Course contents summary
The contents cover all the physical and engineering aspects that allow us to face any problem in the building-plant system. First, the basic contents of heat transmission and fluid flow are introduced (conduction, convection, radiative transfer, mass and energy conservation equations, psychrometry). Then the concepts acquired for the thermal analysis of buildings are applied.
Fluid dynamics. Mass and energy conservation. Heat transfer. Conduction, laws and applications. Conevtive heat transfer, laws and applications. Radiative heat transfer, laws and applications. Solar radiation. Transmittance and global coefficient. The mean radiant temperature. H
Theory of heat exchangers. Radiators, fan coils, radiant panels. Windows (glass and frame) and doors. Blackout blinds and bins. Internal energy gains to the building. Solar gains through opaque and transparent components. Thermal bridges and linear trasmittance. Renewal of air, natural and forced ventilation. Heat loss from the building. Losses to the external air, to non-air-conditioned rooms, towards air-conditioned areas but at different temperatures, towards the ground. Radiative heat loss towards the sky. Transients in buildings. Attenuation and phase shift of the temperature wave. Energy requirements in buildings. Duration of the winter and summer air conditioning period. Ideal energy. The plants: emission, regulation, distribution, accumulation, generation. Heating power of the fuel. Primary energy. The air in the buildings. Dew temperature. Psychrometric diagram. Sensitble and latent load in buildings. Winter and summer air conditioning. Condensation in buildings. Surface condensation on cold interior walls. Interstitial condense; Glaser analysis.
Efficienza Energetica e Termofisica dell'Edificio, Esculapio Editore, Bologna, 2018, ISBN 978-88-9385-07-9.
Technical material provided by the teacher.

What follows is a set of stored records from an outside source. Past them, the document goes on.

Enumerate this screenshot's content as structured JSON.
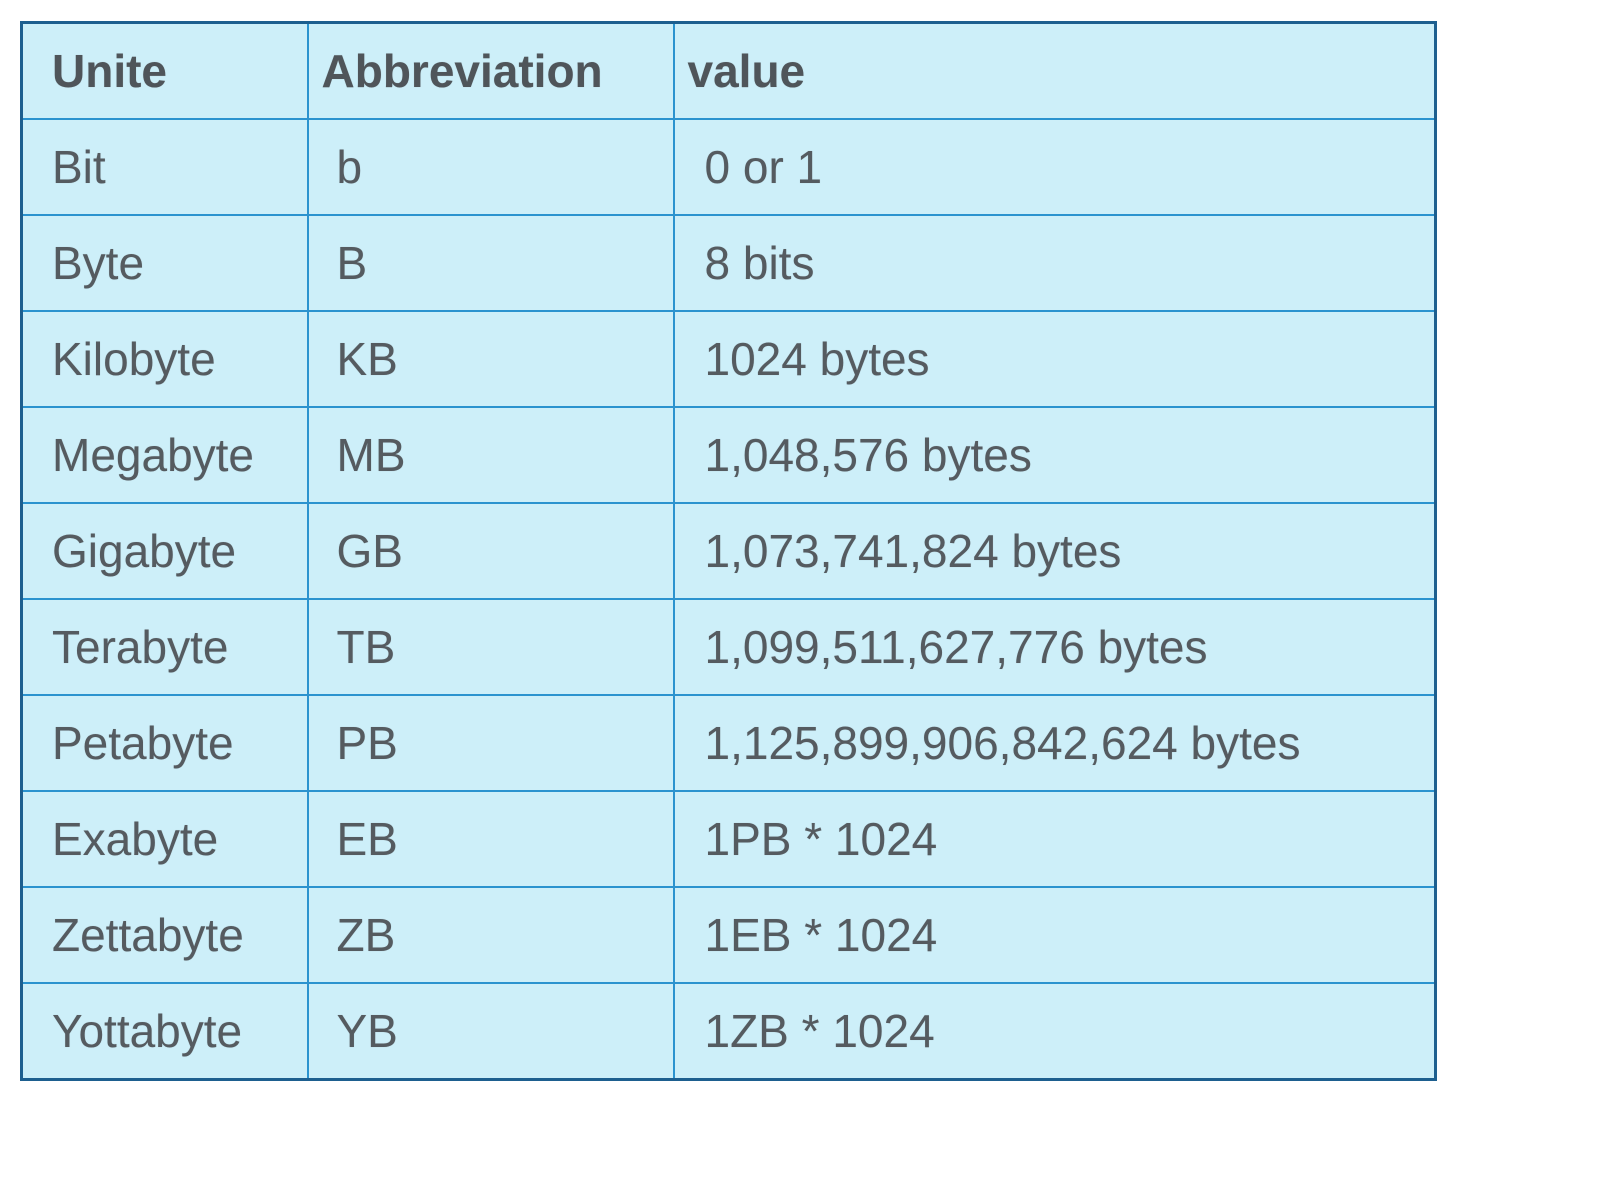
{
  "table": {
    "header": [
      "Unite",
      "Abbreviation",
      "value"
    ],
    "rows": [
      [
        "Bit",
        "b",
        "0 or 1"
      ],
      [
        "Byte",
        "B",
        "8 bits"
      ],
      [
        "Kilobyte",
        "KB",
        "1024 bytes"
      ],
      [
        "Megabyte",
        "MB",
        "1,048,576 bytes"
      ],
      [
        "Gigabyte",
        "GB",
        "1,073,741,824 bytes"
      ],
      [
        "Terabyte",
        "TB",
        "1,099,511,627,776 bytes"
      ],
      [
        "Petabyte",
        "PB",
        "1,125,899,906,842,624 bytes"
      ],
      [
        "Exabyte",
        "EB",
        "1PB * 1024"
      ],
      [
        "Zettabyte",
        "ZB",
        "1EB * 1024"
      ],
      [
        "Yottabyte",
        "YB",
        "1ZB * 1024"
      ]
    ]
  }
}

CFU 9, 72 hours in class (36 hours of lessons, 36 hours of practice). Teaching is the cognitive framework aimed at setting up, consolidating and evaluating to promote acquisitive processes. The teaching method includes lectures, Socratic heuristic lessons, case studies, exercises, cooperative learning, project work. All teaching material is readily available or uploaded to the Elly platform. The total study load for this teaching module is between 225 and 270 hours, ie between 25 and 30 hours per CFU. This includes the hours in class, the completion of the exercises, the study. Each student has the faculty, in full autonomy, to increase the hours of study. At the teaching time in class corresponds an equal number of hours of classroom exercises closely related to the lessons, during which the student is confronted with solutions to problems, or small projects to develop the ability to apply knowledge to real problems as they arise practically. The teacher explains the traces of development and solution on the blackboard. Continuous assistance is provided; the teacher is always available by appointment and provides assistance or advice by e-mail, at any time. The use of Excel or Matlab is recommended for the numerical solution of the exercises.
Assessment methods and criteria
There is only the final written exam, which ascertains the acquisition of knowledge and skills by conducting a test lasting 120 minutes, without the aid of notes, books or computer tools.

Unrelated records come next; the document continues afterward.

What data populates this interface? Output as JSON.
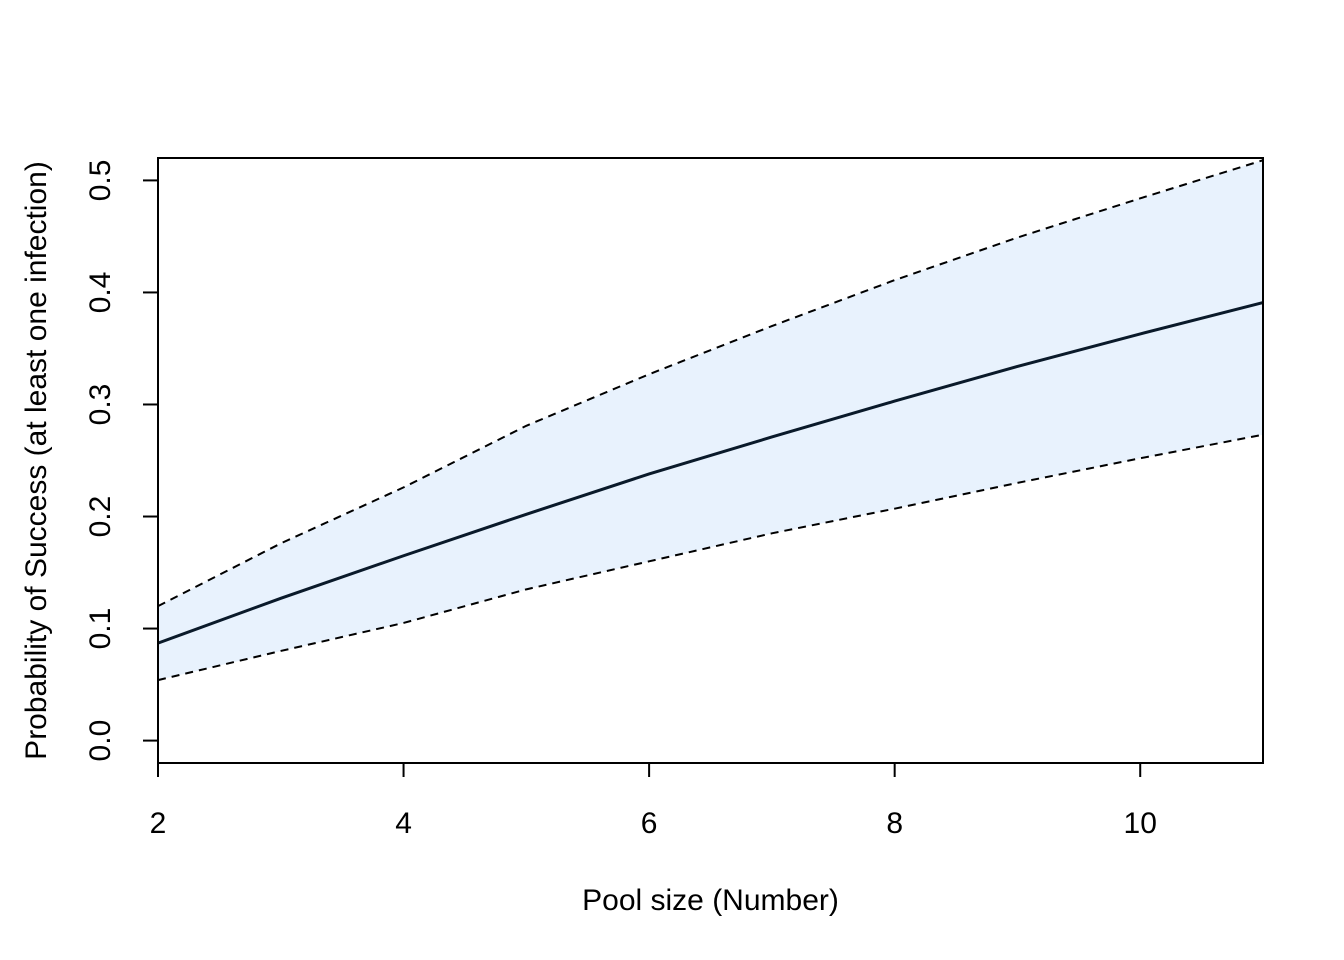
{
  "chart_data": {
    "type": "line",
    "title": "",
    "xlabel": "Pool size (Number)",
    "ylabel": "Probability of Success (at least one infection)",
    "xlim": [
      2,
      11
    ],
    "ylim": [
      -0.02,
      0.52
    ],
    "x_ticks": [
      2,
      4,
      6,
      8,
      10
    ],
    "x_tick_labels": [
      "2",
      "4",
      "6",
      "8",
      "10"
    ],
    "y_ticks": [
      0.0,
      0.1,
      0.2,
      0.3,
      0.4,
      0.5
    ],
    "y_tick_labels": [
      "0.0",
      "0.1",
      "0.2",
      "0.3",
      "0.4",
      "0.5"
    ],
    "grid": false,
    "x": [
      2,
      3,
      4,
      5,
      6,
      7,
      8,
      9,
      10,
      11
    ],
    "series": [
      {
        "values": [
          0.087,
          0.127,
          0.165,
          0.202,
          0.238,
          0.271,
          0.303,
          0.334,
          0.363,
          0.391
        ]
      },
      {
        "values": [
          0.054,
          0.08,
          0.105,
          0.135,
          0.16,
          0.185,
          0.207,
          0.23,
          0.252,
          0.273
        ]
      },
      {
        "values": [
          0.12,
          0.176,
          0.226,
          0.281,
          0.327,
          0.37,
          0.411,
          0.449,
          0.484,
          0.518
        ]
      }
    ],
    "colors": {
      "band_fill": "#e8f2fd",
      "line": "#0a1a2a",
      "axis": "#000000"
    }
  }
}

The written test consists of at least three problems, which span the entire course program, involving all the main topics. The answers require knowledge and application of skills. The questions correspond to the various parts of the chapters illustrated through the lessons and exercises. Each question allows to obtain an adequate score; the correct answer to each question allows to get the maximum grade (30 cum laude). Students receive detailed information on the correction criteria and receive extensive information to avoid interpretative misunderstandings regarding the comprehension of the text of the exercises.
The aim of the analytical graduation of the student's performance is the reliable and objective evaluation of the level of achievement of the expected learning outcomes.